The report warns, “Workers in occupations with high prevalences of short sleep duration might be most at risk for sleep-related accidents and adverse health outcomes associated with short sleep duration.”
Combined with the economic costs (the CDC reports 1.2 million lost working days and up to a $411 billion cost to the economy each year), insufficient shut-eye should concern every employer.
Lack of sleep by occupation
Nearly 180,000 adults in 29 states took part in the telephone surveys. Researchers categorized workers into 22 major occupation groups. The groups where shift work is more common were more likely to report a shortage of sleep.
The five occupation groups where short sleep duration is most prevalent were:
- Production (42.9%)
- Healthcare support (40.1%)
- Healthcare practitioners and technical (40.0%)

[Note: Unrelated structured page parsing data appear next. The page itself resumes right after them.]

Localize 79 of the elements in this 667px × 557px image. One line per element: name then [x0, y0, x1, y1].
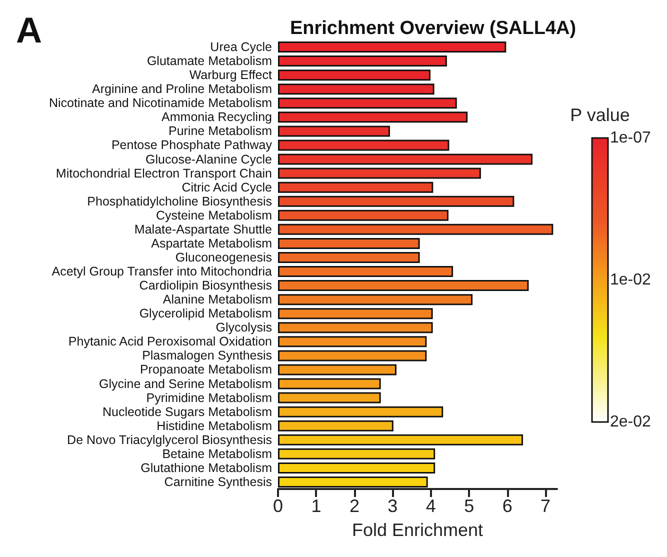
bar — [278, 364, 396, 376]
x-tick-label: 4 — [426, 496, 436, 516]
y-tick-label: Propanoate Metabolism — [140, 362, 272, 377]
x-tick-label: 3 — [388, 496, 398, 516]
color-bar-label: 1e-02 — [610, 272, 652, 288]
y-tick-label: Cardiolipin Biosynthesis — [139, 278, 272, 293]
bar — [278, 476, 428, 488]
bar — [278, 266, 454, 278]
bar — [278, 154, 533, 165]
y-tick-label: Betaine Metabolism — [162, 446, 272, 461]
bar — [278, 336, 427, 348]
y-tick-label: Phosphatidylcholine Biosynthesis — [87, 194, 272, 208]
x-tick-label: 5 — [464, 496, 474, 516]
bar — [278, 448, 436, 460]
y-tick-label: Malate-Aspartate Shuttle — [134, 222, 272, 236]
bar — [278, 112, 468, 123]
bar — [278, 126, 390, 137]
y-tick-label: Glycolysis — [216, 320, 272, 335]
y-tick-label: Urea Cycle — [210, 40, 272, 54]
y-tick-label: Plasmalogen Synthesis — [142, 348, 272, 363]
bar — [278, 280, 529, 292]
bar — [278, 252, 420, 263]
bar — [278, 378, 381, 390]
y-tick-label: Citric Acid Cycle — [182, 180, 272, 194]
y-tick-label: Pentose Phosphate Pathway — [111, 138, 273, 152]
color-bar-label: 2e-02 — [610, 414, 652, 430]
y-tick-label: Glutamate Metabolism — [146, 54, 272, 68]
y-tick-label: Histidine Metabolism — [156, 418, 272, 433]
bar — [278, 392, 381, 404]
y-tick-label: Phytanic Acid Peroxisomal Oxidation — [68, 334, 272, 349]
bar — [278, 196, 514, 207]
bar — [278, 140, 450, 151]
y-tick-label: Aspartate Metabolism — [151, 236, 272, 250]
bar — [278, 168, 481, 179]
bar — [278, 42, 506, 53]
chart-title: Enrichment Overview (SALL4A) — [290, 18, 576, 39]
y-tick-label: Gluconeogenesis — [175, 250, 272, 264]
bar — [278, 70, 430, 81]
bar — [278, 182, 434, 193]
y-tick-label: Cysteine Metabolism — [156, 208, 272, 222]
x-tick-label: 1 — [311, 496, 322, 516]
x-tick-label: 2 — [349, 496, 360, 516]
y-tick-label: Alanine Metabolism — [162, 292, 272, 307]
y-tick-label: Nicotinate and Nicotinamide Metabolism — [48, 96, 272, 110]
y-tick-label: Arginine and Proline Metabolism — [92, 82, 272, 96]
y-tick-label: Purine Metabolism — [168, 124, 272, 138]
bar — [278, 434, 523, 446]
bar — [278, 350, 427, 362]
bar — [278, 322, 433, 334]
x-tick-label: 6 — [502, 496, 512, 516]
y-tick-label: Mitochondrial Electron Transport Chain — [56, 166, 272, 180]
y-tick-label: Warburg Effect — [189, 68, 273, 82]
y-tick-label: De Novo Triacylglycerol Biosynthesis — [67, 432, 272, 447]
bar — [278, 420, 394, 432]
bar — [278, 294, 473, 306]
bar — [278, 224, 554, 235]
y-tick-label: Carnitine Synthesis — [164, 474, 272, 489]
bar — [278, 406, 444, 418]
y-tick-label: Ammonia Recycling — [162, 110, 272, 124]
bar — [278, 308, 433, 320]
y-tick-label: Glycine and Serine Metabolism — [99, 376, 272, 391]
color-bar-title: P value — [570, 105, 630, 125]
bar — [278, 56, 447, 67]
color-bar-label: 1e-07 — [610, 130, 652, 146]
y-tick-label: Glycerolipid Metabolism — [139, 306, 272, 321]
y-tick-label: Nucleotide Sugars Metabolism — [102, 404, 272, 419]
x-axis-title: Fold Enrichment — [352, 520, 484, 540]
bar — [278, 462, 436, 474]
y-tick-label: Pyrimidine Metabolism — [146, 390, 272, 405]
bar — [278, 210, 448, 221]
bar — [278, 98, 457, 109]
text: A — [16, 10, 42, 50]
y-tick-label: Glutathione Metabolism — [140, 460, 272, 475]
x-tick-label: 0 — [272, 496, 284, 516]
bar — [278, 84, 434, 95]
y-tick-label: Glucose-Alanine Cycle — [146, 152, 272, 166]
bar — [278, 238, 420, 249]
y-tick-label: Acetyl Group Transfer into Mitochondria — [52, 264, 272, 279]
x-tick-label: 7 — [540, 496, 551, 516]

- Food preparation and serving-related (39.8%)
- Protective service (39.2%)
At the other end, the occupations reporting the most sleep, with only 31.3 percent experiencing short sleep duration were: Education; training and library; and farming, fishing and forestry workers.
Three recommendations for sleep-deprived workersSeven hours of sleep is the recommended amount for adults ages 18-60, based on findings from the American Academy of Sleep Medicine and the Sleep Research Society.
Obviously, you can’t control what your employees do at home, but you can take steps to encourage them to get enough sleep each night.
- Build awareness
At SFM, our safety and wellness committee simply asked employees to record their sleep times for four weeks, with the goal of helping them become more aware of how much (or little) they were typically sleeping. Anyone who participated was entered in a drawing for a prize.
- Adjust the work environment
In some cases, working conditions can contribute to employees’ poor sleep habits. Does your company culture encourage employees to be responding to email messages during off hours? Do employees have to take on extra shifts due to low staffing? Even the brightness of the work environment can help.
- Help employees learn
Help employees learn how to get better quality sleep by offering educational opportunities like seminars at the office, articles on your intranet or informational email messages. See more ways to improve sleep hygiene at the American Academy of Sleep Medicine’s Sleep Education website .
Sleep is often undervalued and overlooked. Emphasizing the benefits of sleep at your workplace will encourage your employees to go from sleep-deprived to well-rested.